I know hearing about the halcyon days of one’s college youth can be like listening to paint dry, but UNC’s Lab! theater was (and is) cool enough to warrant mentioning here. I credit the Lab for two things: one, showing me and 22,000 other students that it was possible to put on a professional play without the help of any adults; and two, allowing Tessa and I to get married.
I’ll get back to that second part, but I just need to mention how fucking great the Lab was in its day. Nothing but a black box theater in an ancient Drama building, the Lab was built into the old student union where Andy Griffith used to perform his skits in front of adoring crowds during pre-WWII Carolina. By the time I got there, it was an anything-goes experimentation center for whatever the post-adolescent mind could dream up. The first Lab show I ever saw was “The Real Inspector Hound” by Tom Stoppard, and I was hooked.
At a performance of “The Bacchae,” starring a very young, very pumped-up Fred Weller, then-18-year-old Tessa slithered over my shoes as one of the Dionysian sprites, and we became friends later at the cast parties, and then in the English Department. The Lab became the testing ground of future acting studs like Fred, Billy Crudup, Laurie Williams and Laurel Holloman; directing studs like Tessa, Tom Cole and Eric Rosen; and even backstage wizards like Walt Spangler and network anchors like Laurie Dhue. Google them all if you must, suffice to say they’re some of the best in the business, on or off Broadway. You see the faces of Chris Briggs, John Bland or Greg Miller all the time, even if you don’t know their names yet.
In the spring of my (first) senior year, I finally developed the nads to audition, and got the lead in “You’re a Good Man, Charlie Brown,” which was a huge hit, due in some part by the score, arranged by my mom and played over the speakers as we sang (she was to score the Pink House for us thirteen years later). Every cast member in that show was brilliant, and I finally felt as though I could be funny in a large crowd. Tessa, of course, missed the show because she was dating some other dude and probably had Comp Lit homework.
Years later, my brother Sean ended up at Carolina, and promptly wowed the crowd with “La Bte” and then a hugely successful run of “The Fantasticks.” Mac Rogers, who wrote the Lucretia Jones play I mentioned yesterday, started his career in the Lab with three big works of his own. By the time my 12-year sojourn in Chapel Hill was over in 1997, the Lab had been a truly sacred space where anything was possible.
Billy Crudup, me, Paul Goodson and Alison Michel during “Charlie Brown” at the Lab in 1989
the Lab now
Thomas Wolfe, our UNC forefather and a spiritual father to the Lab, said “you can’t go home again,” and he’s right: when I visited the Lab space last year, it had been ripped to shreds and rebuilt in the form of a Howard Johnson’s conference center. I was so depressed that I snapped a picture and ran out of there. The Lab still exists somewhere else on campus, but I have a hard time believing it retains the magic, without any interference from the ham-fisted Powers That Be. There’s only so long you can get away with something.

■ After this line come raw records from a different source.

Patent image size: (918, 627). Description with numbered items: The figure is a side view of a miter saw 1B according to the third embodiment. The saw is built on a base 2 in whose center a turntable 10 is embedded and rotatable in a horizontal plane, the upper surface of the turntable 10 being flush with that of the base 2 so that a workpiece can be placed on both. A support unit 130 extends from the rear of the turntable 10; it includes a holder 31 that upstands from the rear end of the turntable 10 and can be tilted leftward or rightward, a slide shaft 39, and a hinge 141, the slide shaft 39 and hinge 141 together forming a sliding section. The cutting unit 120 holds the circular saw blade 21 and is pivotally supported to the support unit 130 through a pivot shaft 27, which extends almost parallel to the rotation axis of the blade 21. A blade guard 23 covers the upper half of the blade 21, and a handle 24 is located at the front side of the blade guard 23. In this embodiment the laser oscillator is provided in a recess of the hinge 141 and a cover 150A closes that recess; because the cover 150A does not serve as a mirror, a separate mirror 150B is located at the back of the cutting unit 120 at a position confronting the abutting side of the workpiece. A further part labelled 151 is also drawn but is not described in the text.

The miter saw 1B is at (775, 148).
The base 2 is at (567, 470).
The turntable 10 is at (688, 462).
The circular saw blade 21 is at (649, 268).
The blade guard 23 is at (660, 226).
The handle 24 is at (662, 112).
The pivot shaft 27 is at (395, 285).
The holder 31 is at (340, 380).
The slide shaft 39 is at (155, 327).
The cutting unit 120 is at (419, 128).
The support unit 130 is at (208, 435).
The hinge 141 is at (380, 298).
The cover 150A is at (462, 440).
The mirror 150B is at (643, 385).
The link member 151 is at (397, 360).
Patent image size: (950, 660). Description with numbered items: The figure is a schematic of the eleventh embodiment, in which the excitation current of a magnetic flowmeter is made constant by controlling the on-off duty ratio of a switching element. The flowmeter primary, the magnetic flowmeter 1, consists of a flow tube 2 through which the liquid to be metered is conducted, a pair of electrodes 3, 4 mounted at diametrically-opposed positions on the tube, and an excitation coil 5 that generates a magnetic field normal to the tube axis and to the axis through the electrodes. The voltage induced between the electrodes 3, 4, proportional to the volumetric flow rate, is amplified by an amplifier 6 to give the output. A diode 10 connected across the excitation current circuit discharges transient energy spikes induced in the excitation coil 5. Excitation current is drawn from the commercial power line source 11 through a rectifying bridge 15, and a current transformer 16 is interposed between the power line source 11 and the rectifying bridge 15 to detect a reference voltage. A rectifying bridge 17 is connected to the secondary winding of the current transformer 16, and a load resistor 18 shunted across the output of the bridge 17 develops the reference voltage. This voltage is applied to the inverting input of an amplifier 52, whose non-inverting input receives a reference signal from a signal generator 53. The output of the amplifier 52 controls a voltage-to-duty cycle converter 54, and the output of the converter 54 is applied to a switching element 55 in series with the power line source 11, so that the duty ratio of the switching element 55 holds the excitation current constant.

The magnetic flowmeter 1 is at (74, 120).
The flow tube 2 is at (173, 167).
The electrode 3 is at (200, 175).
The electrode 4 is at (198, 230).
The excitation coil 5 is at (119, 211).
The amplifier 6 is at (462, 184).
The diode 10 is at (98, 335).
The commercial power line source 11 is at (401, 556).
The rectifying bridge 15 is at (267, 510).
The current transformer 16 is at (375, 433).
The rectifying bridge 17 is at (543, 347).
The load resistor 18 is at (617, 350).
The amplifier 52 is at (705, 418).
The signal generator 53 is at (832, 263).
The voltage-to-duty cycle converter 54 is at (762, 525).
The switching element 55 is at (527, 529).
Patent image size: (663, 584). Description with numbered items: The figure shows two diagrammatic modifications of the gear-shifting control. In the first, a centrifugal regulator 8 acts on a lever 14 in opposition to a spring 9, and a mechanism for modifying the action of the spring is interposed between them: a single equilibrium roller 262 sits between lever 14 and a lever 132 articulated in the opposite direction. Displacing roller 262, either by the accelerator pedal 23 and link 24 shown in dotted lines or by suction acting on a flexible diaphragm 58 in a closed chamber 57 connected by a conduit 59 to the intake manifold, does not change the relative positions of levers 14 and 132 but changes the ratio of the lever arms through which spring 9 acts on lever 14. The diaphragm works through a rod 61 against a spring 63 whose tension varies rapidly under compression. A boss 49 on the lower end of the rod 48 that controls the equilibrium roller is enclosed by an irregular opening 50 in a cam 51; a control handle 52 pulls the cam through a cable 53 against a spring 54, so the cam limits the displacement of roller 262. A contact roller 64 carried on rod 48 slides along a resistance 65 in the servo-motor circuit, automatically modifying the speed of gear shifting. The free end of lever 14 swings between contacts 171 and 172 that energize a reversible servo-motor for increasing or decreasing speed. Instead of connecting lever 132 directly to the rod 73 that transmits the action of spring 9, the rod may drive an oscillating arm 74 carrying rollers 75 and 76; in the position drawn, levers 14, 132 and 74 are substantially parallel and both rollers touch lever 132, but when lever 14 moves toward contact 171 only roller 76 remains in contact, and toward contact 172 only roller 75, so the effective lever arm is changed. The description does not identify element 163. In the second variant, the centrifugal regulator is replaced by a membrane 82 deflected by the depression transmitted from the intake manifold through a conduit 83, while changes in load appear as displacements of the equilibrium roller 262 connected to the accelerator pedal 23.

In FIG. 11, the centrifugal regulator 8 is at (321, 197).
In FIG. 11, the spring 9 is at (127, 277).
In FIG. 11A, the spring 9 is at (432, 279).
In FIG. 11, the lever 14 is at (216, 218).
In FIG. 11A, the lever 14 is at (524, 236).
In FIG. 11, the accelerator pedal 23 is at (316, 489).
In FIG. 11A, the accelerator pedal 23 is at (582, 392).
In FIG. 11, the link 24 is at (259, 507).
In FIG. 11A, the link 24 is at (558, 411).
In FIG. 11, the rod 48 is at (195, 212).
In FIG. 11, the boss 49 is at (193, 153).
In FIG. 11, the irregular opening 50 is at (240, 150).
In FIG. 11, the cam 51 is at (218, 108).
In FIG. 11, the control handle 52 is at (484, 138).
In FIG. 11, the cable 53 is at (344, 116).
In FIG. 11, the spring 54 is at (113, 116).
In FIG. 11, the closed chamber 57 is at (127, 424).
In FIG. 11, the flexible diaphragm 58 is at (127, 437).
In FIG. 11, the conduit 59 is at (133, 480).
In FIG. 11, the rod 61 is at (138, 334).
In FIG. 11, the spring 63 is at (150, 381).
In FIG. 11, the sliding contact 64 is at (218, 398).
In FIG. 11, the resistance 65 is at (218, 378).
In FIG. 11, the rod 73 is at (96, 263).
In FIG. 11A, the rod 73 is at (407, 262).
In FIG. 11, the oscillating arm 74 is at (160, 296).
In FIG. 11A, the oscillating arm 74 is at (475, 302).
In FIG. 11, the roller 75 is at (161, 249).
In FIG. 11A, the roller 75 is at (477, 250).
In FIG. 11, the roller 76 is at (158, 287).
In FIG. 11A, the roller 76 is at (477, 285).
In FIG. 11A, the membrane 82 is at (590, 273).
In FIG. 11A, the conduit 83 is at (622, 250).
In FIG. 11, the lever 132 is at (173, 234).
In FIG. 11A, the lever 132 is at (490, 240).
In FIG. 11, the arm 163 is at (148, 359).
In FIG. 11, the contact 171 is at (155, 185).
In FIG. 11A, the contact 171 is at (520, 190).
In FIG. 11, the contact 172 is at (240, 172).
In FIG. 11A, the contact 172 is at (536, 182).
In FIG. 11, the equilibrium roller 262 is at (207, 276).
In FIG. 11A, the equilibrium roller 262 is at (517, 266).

But there was one lasting legacy: in the summer of 2000, Tessa and I hadn’t seen each other for many years. While perusing the Lab! Alumni page, she came across my name, and said to herself, “I hope that Ian is okay – he’s really the kind of guy that could end up in a dark room getting stoned for years on end.” So she wrote to me.
Date: Thu, 25 May 2000 00:41:17 EDT
From: Tessa B.
To: Ian W.
what are you up to? where do you live? what’s happening in your life?
…and I wrote back:
Date: Thu, 25 May 2000 00:03:11 EDT
From: Ian W.
To: Tessa B.
Just waiting for the right to ask you to marry me.